Python 2, 505 (not golfed)

I enjoyed developing this approach, but I may not bother golfing it because it isn't competitive compared with other approaches. I'm posting it for diversity's sake and possible aesthetic interest. It involves recursion and a bit of math.

F={0:1}

def f(n):
    if n not in F:
        F[n]=6*f(n-1) + sum(f(i)*f(n-2-i) for i in range(n-1))

    return F[n]

def h(x):
    if x=='': return 0

    if len(x)==1: return '+-<>,.'.find(x)

    if x[0]!='[':
        return h(x[0]) * f(len(x)-1) + h(x[1:])

    d=i=1
    while d:
        if x[i]==']': d-=1
        elif x[i]=='[': d+=1
        i+=1

    a=i-2
    b=len(x)-i

    return 6*f(a+b+1) + sum(f(i)*f(a+b-i) for i in range(a)) + h(x[1:i-1]) * f(b) + h(x[i:])

def g(x):
    return sum(f(i) for i in range(len(x))) + h(x) + 1

print g(raw_input())

The function f(n) counts the number of valid brainfuck programs of length n. h(x) maps programs of length n to [0..f(n)-1], and g(x) is the bijective ranking function in question.

The main idea is that a non-empty program can either start with [ or with one of the 6 non-[] characters.

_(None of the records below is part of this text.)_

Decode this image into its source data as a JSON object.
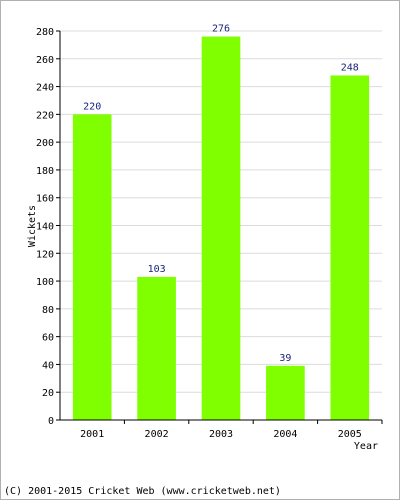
{
  "chart_data": {
    "type": "bar",
    "categories": [
      "2001",
      "2002",
      "2003",
      "2004",
      "2005"
    ],
    "values": [
      220,
      103,
      276,
      39,
      248
    ],
    "data_labels": [
      "220",
      "103",
      "276",
      "39",
      "248"
    ],
    "title": "",
    "xlabel": "Year",
    "ylabel": "Wickets",
    "ylim": [
      0,
      280
    ],
    "yticks": [
      "0",
      "20",
      "40",
      "60",
      "80",
      "100",
      "120",
      "140",
      "160",
      "180",
      "200",
      "220",
      "240",
      "260",
      "280"
    ],
    "grid": true,
    "bar_color": "#80ff00"
  },
  "footer": {
    "copyright": "(C) 2001-2015 Cricket Web (www.cricketweb.net)"
  }
}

In the former case, we can iterate over the possible locations of the matching ] and recurse on the enclosed part and on the tail (where tail means the substring following the ]). In the latter case, we can recurse on the tail (where tail means drop the first character). This reasoning can be used both for counting and for computing rank.

Shorter programs will always have lower rank than longer programs, and the bracket pattern is a secondary determining factor. The non-[] characters are sorted according to "+-<>,." (which is arbitrary).

For example with n=4 we have these cases:

zxxx
[]xx
[x]x
[xx]

where z stands for non-[] character and x stands for any character, under the restriction that the ] has to match the initial [. Programs are ranked according to that order, and recursively on the x subsections, with the left section prioritised over the right section in the latter cases. The rank calculation is similar to mixed-radix numeral systems, and f is important for computing the current "radix".